For those who claimed Linda and Raine don't know me, below is a picture of me and Linda Blade taken last year at a women’s get-together in Edmonton, Alberta. Raine
@ABRadFems and @eva_kurilova were there too. Yes, we are all real people, with real lives and friendships. We are also engaged, conscientious Canadians who will vote for those with the integrity to protect children, parents and women's sex based rights.
As of publication of this story, Jenny and her family have still not heard from Rowan.
Is it a cult?
In her Easter post, Jenny writes that the transgender movement “is as strong as a cult”— a comparison that has been advanced by many writers, researchers and critics of the radical transgender movement.

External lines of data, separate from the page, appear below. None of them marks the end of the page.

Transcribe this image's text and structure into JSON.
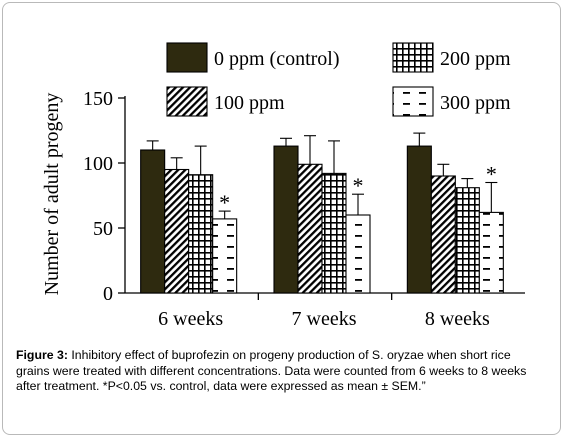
{
  "chart_data": {
    "type": "bar",
    "ylabel": "Number of adult progeny",
    "ylim": [
      0,
      150
    ],
    "yticks": [
      0,
      50,
      100,
      150
    ],
    "categories": [
      "6 weeks",
      "7 weeks",
      "8 weeks"
    ],
    "series": [
      {
        "name": "0 ppm (control)",
        "pattern": "solid",
        "color": "#2e2a0f",
        "values": [
          110,
          113,
          113
        ],
        "err": [
          7,
          6,
          10
        ]
      },
      {
        "name": "100 ppm",
        "pattern": "diagonal",
        "color": "#000000",
        "values": [
          95,
          99,
          90
        ],
        "err": [
          9,
          22,
          9
        ]
      },
      {
        "name": "200 ppm",
        "pattern": "grid",
        "color": "#000000",
        "values": [
          91,
          92,
          81
        ],
        "err": [
          22,
          25,
          7
        ]
      },
      {
        "name": "300 ppm",
        "pattern": "dash",
        "color": "#000000",
        "values": [
          57,
          60,
          62
        ],
        "err": [
          6,
          16,
          23
        ]
      }
    ],
    "annotations": [
      {
        "category": "6 weeks",
        "series": "300 ppm",
        "text": "*"
      },
      {
        "category": "7 weeks",
        "series": "300 ppm",
        "text": "*"
      },
      {
        "category": "8 weeks",
        "series": "300 ppm",
        "text": "*"
      }
    ],
    "legend": "top"
  },
  "caption": {
    "label": "Figure 3:",
    "text": " Inhibitory effect of buprofezin on progeny production of S. oryzae when short rice grains were treated with different concentrations. Data were counted from 6 weeks to 8 weeks after treatment. *P<0.05 vs. control, data were expressed as mean ± SEM.”"
  }
}
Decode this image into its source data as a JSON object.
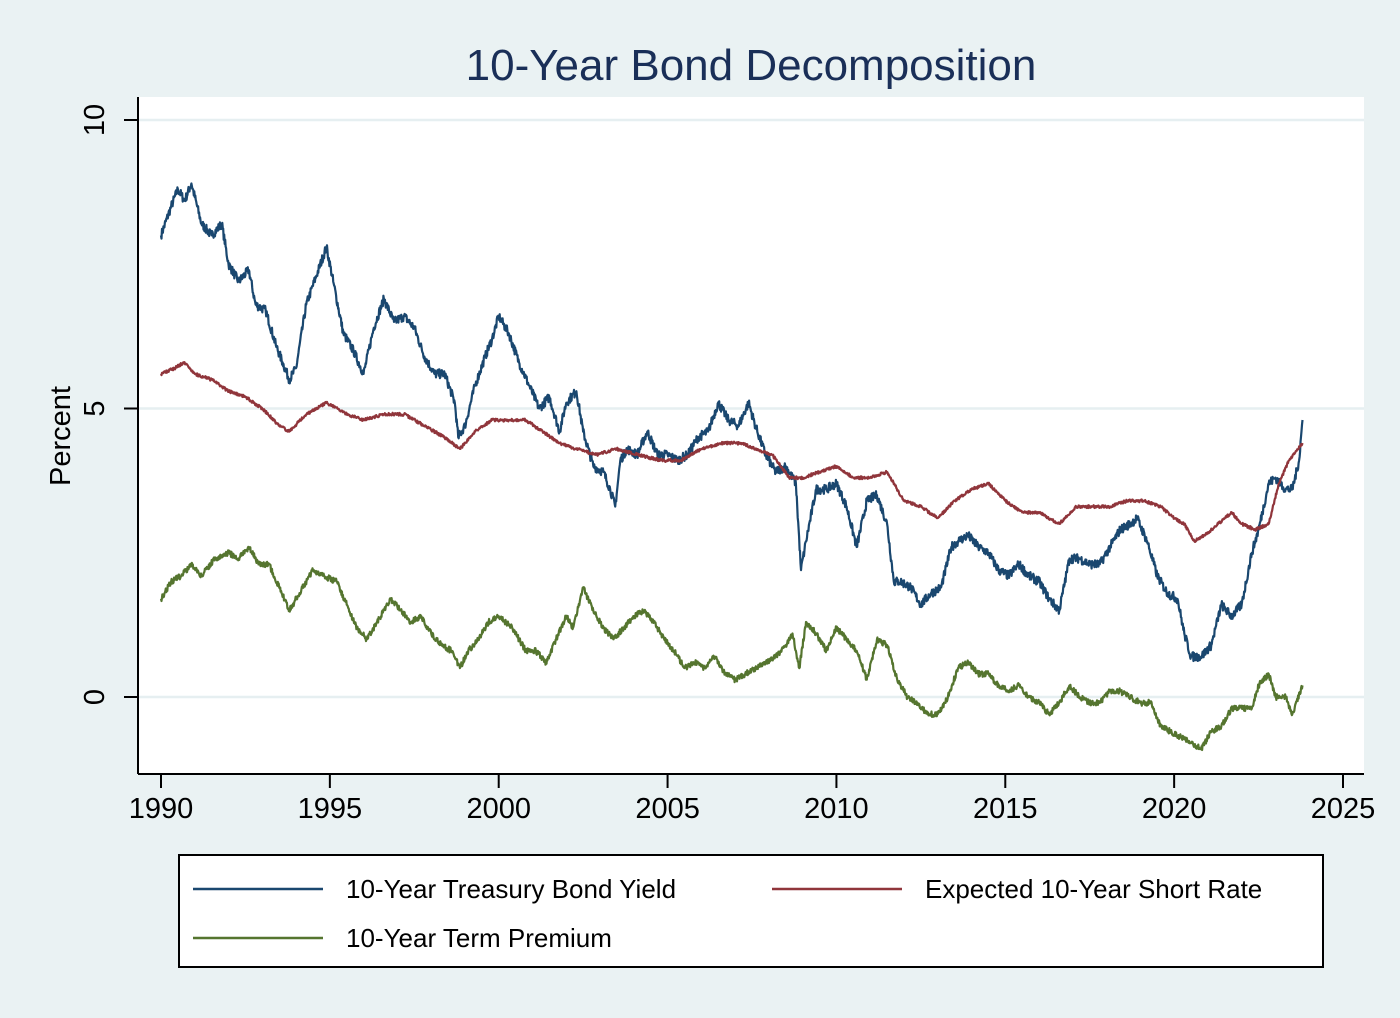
{
  "chart_data": {
    "type": "line",
    "title": "10-Year Bond Decomposition",
    "xlabel": "",
    "ylabel": "Percent",
    "xlim": [
      1990,
      2025
    ],
    "ylim": [
      -1.3,
      10.4
    ],
    "xticks": [
      "1990",
      "1995",
      "2000",
      "2005",
      "2010",
      "2015",
      "2020",
      "2025"
    ],
    "yticks": [
      "0",
      "5",
      "10"
    ],
    "grid": true,
    "legend_position": "bottom",
    "series": [
      {
        "name": "10-Year Treasury Bond Yield",
        "color": "#1a476f",
        "x": [
          1990.0,
          1990.3,
          1990.5,
          1990.7,
          1990.9,
          1991.2,
          1991.5,
          1991.8,
          1992.0,
          1992.3,
          1992.6,
          1992.8,
          1993.1,
          1993.4,
          1993.6,
          1993.8,
          1994.0,
          1994.3,
          1994.6,
          1994.9,
          1995.1,
          1995.4,
          1995.7,
          1996.0,
          1996.3,
          1996.6,
          1996.9,
          1997.2,
          1997.5,
          1997.8,
          1998.1,
          1998.4,
          1998.7,
          1998.8,
          1999.0,
          1999.3,
          1999.6,
          1999.8,
          2000.0,
          2000.3,
          2000.6,
          2000.9,
          2001.2,
          2001.5,
          2001.8,
          2002.0,
          2002.3,
          2002.5,
          2002.8,
          2003.1,
          2003.3,
          2003.45,
          2003.6,
          2003.8,
          2004.1,
          2004.4,
          2004.7,
          2005.0,
          2005.3,
          2005.6,
          2005.9,
          2006.2,
          2006.5,
          2006.8,
          2007.1,
          2007.4,
          2007.6,
          2007.9,
          2008.2,
          2008.5,
          2008.8,
          2008.95,
          2009.1,
          2009.4,
          2009.7,
          2010.0,
          2010.3,
          2010.6,
          2010.9,
          2011.2,
          2011.5,
          2011.7,
          2011.9,
          2012.2,
          2012.5,
          2012.8,
          2013.1,
          2013.4,
          2013.6,
          2013.9,
          2014.2,
          2014.5,
          2014.8,
          2015.1,
          2015.4,
          2015.7,
          2016.0,
          2016.3,
          2016.6,
          2016.9,
          2017.2,
          2017.5,
          2017.8,
          2018.1,
          2018.4,
          2018.7,
          2018.9,
          2019.2,
          2019.5,
          2019.8,
          2020.1,
          2020.3,
          2020.5,
          2020.8,
          2021.1,
          2021.4,
          2021.7,
          2022.0,
          2022.3,
          2022.5,
          2022.8,
          2023.0,
          2023.3,
          2023.5,
          2023.7,
          2023.8
        ],
        "y": [
          8.0,
          8.5,
          8.8,
          8.6,
          8.9,
          8.2,
          8.0,
          8.2,
          7.5,
          7.2,
          7.4,
          6.8,
          6.7,
          6.1,
          5.8,
          5.5,
          5.7,
          6.8,
          7.3,
          7.8,
          7.2,
          6.3,
          6.0,
          5.6,
          6.4,
          6.9,
          6.5,
          6.6,
          6.4,
          5.9,
          5.6,
          5.6,
          5.1,
          4.5,
          4.7,
          5.4,
          5.9,
          6.2,
          6.6,
          6.3,
          5.8,
          5.4,
          5.0,
          5.2,
          4.6,
          5.1,
          5.3,
          4.6,
          4.0,
          3.9,
          3.6,
          3.3,
          4.1,
          4.3,
          4.2,
          4.6,
          4.2,
          4.2,
          4.1,
          4.2,
          4.5,
          4.6,
          5.1,
          4.8,
          4.7,
          5.1,
          4.7,
          4.2,
          3.9,
          4.0,
          3.7,
          2.2,
          2.7,
          3.6,
          3.6,
          3.7,
          3.3,
          2.6,
          3.4,
          3.5,
          3.0,
          2.0,
          2.0,
          1.9,
          1.6,
          1.8,
          1.9,
          2.6,
          2.7,
          2.8,
          2.6,
          2.5,
          2.2,
          2.1,
          2.3,
          2.1,
          2.0,
          1.7,
          1.5,
          2.4,
          2.4,
          2.3,
          2.3,
          2.6,
          2.9,
          3.0,
          3.1,
          2.7,
          2.1,
          1.8,
          1.7,
          1.1,
          0.7,
          0.7,
          0.9,
          1.6,
          1.4,
          1.6,
          2.5,
          2.9,
          3.7,
          3.8,
          3.6,
          3.6,
          4.1,
          4.8
        ]
      },
      {
        "name": "Expected 10-Year Short Rate",
        "color": "#90353b",
        "x": [
          1990.0,
          1990.4,
          1990.7,
          1991.0,
          1991.5,
          1992.0,
          1992.5,
          1993.0,
          1993.5,
          1993.8,
          1994.3,
          1994.9,
          1995.5,
          1996.0,
          1996.6,
          1997.2,
          1997.8,
          1998.4,
          1998.85,
          1999.3,
          1999.8,
          2000.3,
          2000.8,
          2001.3,
          2001.8,
          2002.3,
          2002.9,
          2003.5,
          2004.1,
          2004.8,
          2005.4,
          2006.0,
          2006.6,
          2007.2,
          2007.6,
          2008.1,
          2008.6,
          2009.0,
          2009.5,
          2010.0,
          2010.5,
          2011.0,
          2011.5,
          2012.0,
          2012.5,
          2013.0,
          2013.5,
          2014.0,
          2014.5,
          2015.0,
          2015.5,
          2016.0,
          2016.6,
          2017.1,
          2017.6,
          2018.1,
          2018.6,
          2019.1,
          2019.6,
          2020.0,
          2020.3,
          2020.6,
          2020.9,
          2021.3,
          2021.7,
          2022.0,
          2022.4,
          2022.8,
          2023.1,
          2023.4,
          2023.8
        ],
        "y": [
          5.6,
          5.7,
          5.8,
          5.6,
          5.5,
          5.3,
          5.2,
          5.0,
          4.7,
          4.6,
          4.9,
          5.1,
          4.9,
          4.8,
          4.9,
          4.9,
          4.7,
          4.5,
          4.3,
          4.6,
          4.8,
          4.8,
          4.8,
          4.6,
          4.4,
          4.3,
          4.2,
          4.3,
          4.2,
          4.1,
          4.1,
          4.3,
          4.4,
          4.4,
          4.3,
          4.2,
          3.8,
          3.8,
          3.9,
          4.0,
          3.8,
          3.8,
          3.9,
          3.4,
          3.3,
          3.1,
          3.4,
          3.6,
          3.7,
          3.4,
          3.2,
          3.2,
          3.0,
          3.3,
          3.3,
          3.3,
          3.4,
          3.4,
          3.3,
          3.1,
          3.0,
          2.7,
          2.8,
          3.0,
          3.2,
          3.0,
          2.9,
          3.0,
          3.7,
          4.1,
          4.4
        ]
      },
      {
        "name": "10-Year Term Premium",
        "color": "#55752f",
        "x": [
          1990.0,
          1990.3,
          1990.6,
          1990.9,
          1991.2,
          1991.6,
          1992.0,
          1992.3,
          1992.6,
          1992.9,
          1993.2,
          1993.5,
          1993.8,
          1994.1,
          1994.5,
          1994.8,
          1995.2,
          1995.5,
          1995.8,
          1996.1,
          1996.4,
          1996.8,
          1997.1,
          1997.4,
          1997.7,
          1998.0,
          1998.3,
          1998.6,
          1998.85,
          1999.1,
          1999.4,
          1999.7,
          2000.0,
          2000.4,
          2000.8,
          2001.1,
          2001.4,
          2001.7,
          2002.0,
          2002.2,
          2002.5,
          2002.8,
          2003.1,
          2003.4,
          2003.7,
          2004.0,
          2004.3,
          2004.6,
          2004.9,
          2005.2,
          2005.5,
          2005.8,
          2006.1,
          2006.4,
          2006.7,
          2007.0,
          2007.3,
          2007.6,
          2007.9,
          2008.2,
          2008.5,
          2008.7,
          2008.9,
          2009.1,
          2009.4,
          2009.7,
          2010.0,
          2010.3,
          2010.6,
          2010.9,
          2011.2,
          2011.5,
          2011.8,
          2012.1,
          2012.4,
          2012.7,
          2013.0,
          2013.3,
          2013.6,
          2013.9,
          2014.2,
          2014.5,
          2014.8,
          2015.1,
          2015.4,
          2015.7,
          2016.0,
          2016.3,
          2016.6,
          2016.9,
          2017.2,
          2017.5,
          2017.8,
          2018.1,
          2018.4,
          2018.7,
          2019.0,
          2019.3,
          2019.6,
          2019.9,
          2020.2,
          2020.5,
          2020.8,
          2021.1,
          2021.4,
          2021.7,
          2022.0,
          2022.3,
          2022.5,
          2022.8,
          2023.0,
          2023.3,
          2023.5,
          2023.8
        ],
        "y": [
          1.7,
          2.0,
          2.1,
          2.3,
          2.1,
          2.4,
          2.5,
          2.4,
          2.6,
          2.3,
          2.3,
          1.9,
          1.5,
          1.8,
          2.2,
          2.1,
          2.0,
          1.6,
          1.2,
          1.0,
          1.3,
          1.7,
          1.5,
          1.3,
          1.4,
          1.1,
          0.9,
          0.8,
          0.5,
          0.8,
          1.0,
          1.3,
          1.4,
          1.2,
          0.8,
          0.8,
          0.6,
          1.0,
          1.4,
          1.2,
          1.9,
          1.5,
          1.2,
          1.0,
          1.2,
          1.4,
          1.5,
          1.3,
          1.0,
          0.8,
          0.5,
          0.6,
          0.5,
          0.7,
          0.4,
          0.3,
          0.4,
          0.5,
          0.6,
          0.7,
          0.9,
          1.1,
          0.5,
          1.3,
          1.1,
          0.8,
          1.2,
          1.0,
          0.8,
          0.3,
          1.0,
          0.9,
          0.3,
          0.0,
          -0.1,
          -0.3,
          -0.3,
          0.0,
          0.5,
          0.6,
          0.4,
          0.4,
          0.2,
          0.1,
          0.2,
          0.0,
          -0.1,
          -0.3,
          -0.1,
          0.2,
          0.0,
          -0.1,
          -0.1,
          0.1,
          0.1,
          0.0,
          -0.1,
          -0.1,
          -0.5,
          -0.6,
          -0.7,
          -0.8,
          -0.9,
          -0.6,
          -0.5,
          -0.2,
          -0.2,
          -0.2,
          0.2,
          0.4,
          0.0,
          0.0,
          -0.3,
          0.2
        ]
      }
    ]
  }
}
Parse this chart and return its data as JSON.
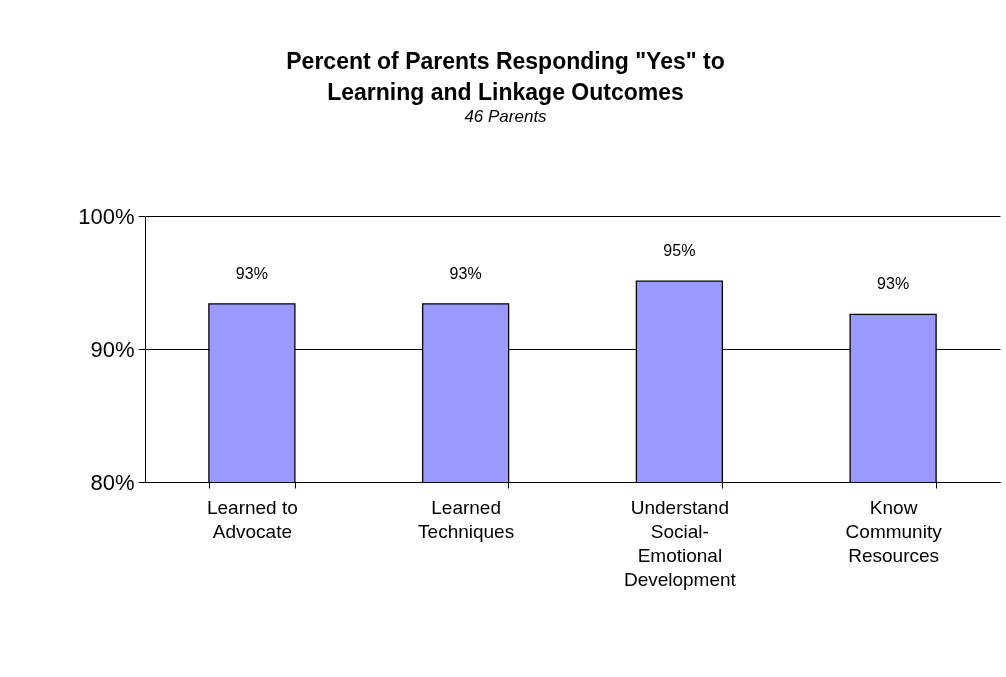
{
  "chart_data": {
    "type": "bar",
    "title": "Percent of Parents Responding \"Yes\" to Learning and Linkage Outcomes",
    "subtitle": "46 Parents",
    "categories": [
      "Learned to Advocate",
      "Learned Techniques",
      "Understand Social-Emotional Development",
      "Know Community Resources"
    ],
    "values": [
      93.4,
      93.4,
      95.1,
      92.6
    ],
    "value_labels": [
      "93%",
      "93%",
      "95%",
      "93%"
    ],
    "color": "#9999ff",
    "ylim": [
      80,
      100
    ],
    "yticks": [
      {
        "value": 80,
        "label": "80%"
      },
      {
        "value": 90,
        "label": "90%"
      },
      {
        "value": 100,
        "label": "100%"
      }
    ],
    "grid": "y"
  }
}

In her 2022 essay for Quillette, Gender Ideology’s True Believers, cult survivor Kathleen Hayes describes her initial experience as “the most transcendent sense of purpose, belonging, and love I have ever known.” She writes:
"A cult can make you feel wonderful. It feels like the family you choose for yourself, the refuge that allows you to survive a soul-crushingly lonely world. It sweeps you up in an embrace so all-encompassing that nothing and no one else matters, and the outside effectively ceases to exist. The heady rush of those early days is inevitably followed by abuse, but in the bell jar that is your world, the pain only convinces you to persevere. You become consumed by the need to chase a mirage—the love the cult promised you—and cannot conceive of life anywhere else. Like an abusive relationship, a cult breaks you down so incrementally you don’t see it happening: you only come to know that you cannot live without it."
In her article, Hayes writes about psychiatrist Robert Jay Lifton's tactics for thought reform as laid out in his 1961 book, Thought Reform and the Psychology of Totalism: A Study of "Brainwashing" in China. She describes and compares how these tactics are employed by adherents to the transgender belief system:
Milieu control: the severing of communication with those who challenge the group’s beliefs.
Demand for purity: The group drums into the follower the idea that she or he is guilty or unworthy in some way, and can only hope to alleviate this feeling of culpability by embarking on a futile pursuit of perfection.
Sacred science: The group’s dogmas are cast as the latest frontier in scientific knowledge and cannot be questioned.
Loading the language: New words convey the group’s insights while existing words are given new meaning.
Doctrine over person: The doctrine prevails over any individual human’s life, which becomes essentially expendable. If an individual’s experience contradicts the group’s doctrine, that person’s reality must be manipulated so the doctrine is vindicated.
Dispensing of existence: The totalist environment draws a sharp line between those whose right to existence can be recognised, and those who possess no such right.
Help for families and educators
More recently, in a podcast of Some Kind of Therapist, Propaganda Myths of the Gender Cult; Resources for Parents & Educators, with Justine Deterling, Stephanie Wynn interviews the founder of the LGB watchdog organization Gender Health Query. Its mission: to “prevent the over-medicalization of gender nonconforming youth, harm from medical treatments to trans-identified minors, and confusion and rights conflicts arising from new ideologies about gender within and outside of the LGBT community.”
In the episode, they “discuss the cult-like dynamics of gender activism influencing young people's beliefs and behaviors.”
Gender Health Query has created an informational resource to “address risks and conflicts arising from gender identity activism in schools under the banner of ‘transgender,’ ‘SOGI’ (sexual orientation and gender education), and ‘LGBTQ+.’ Its purpose is to help concerned parents and educators articulate issues with this activism through well-researched arguments.”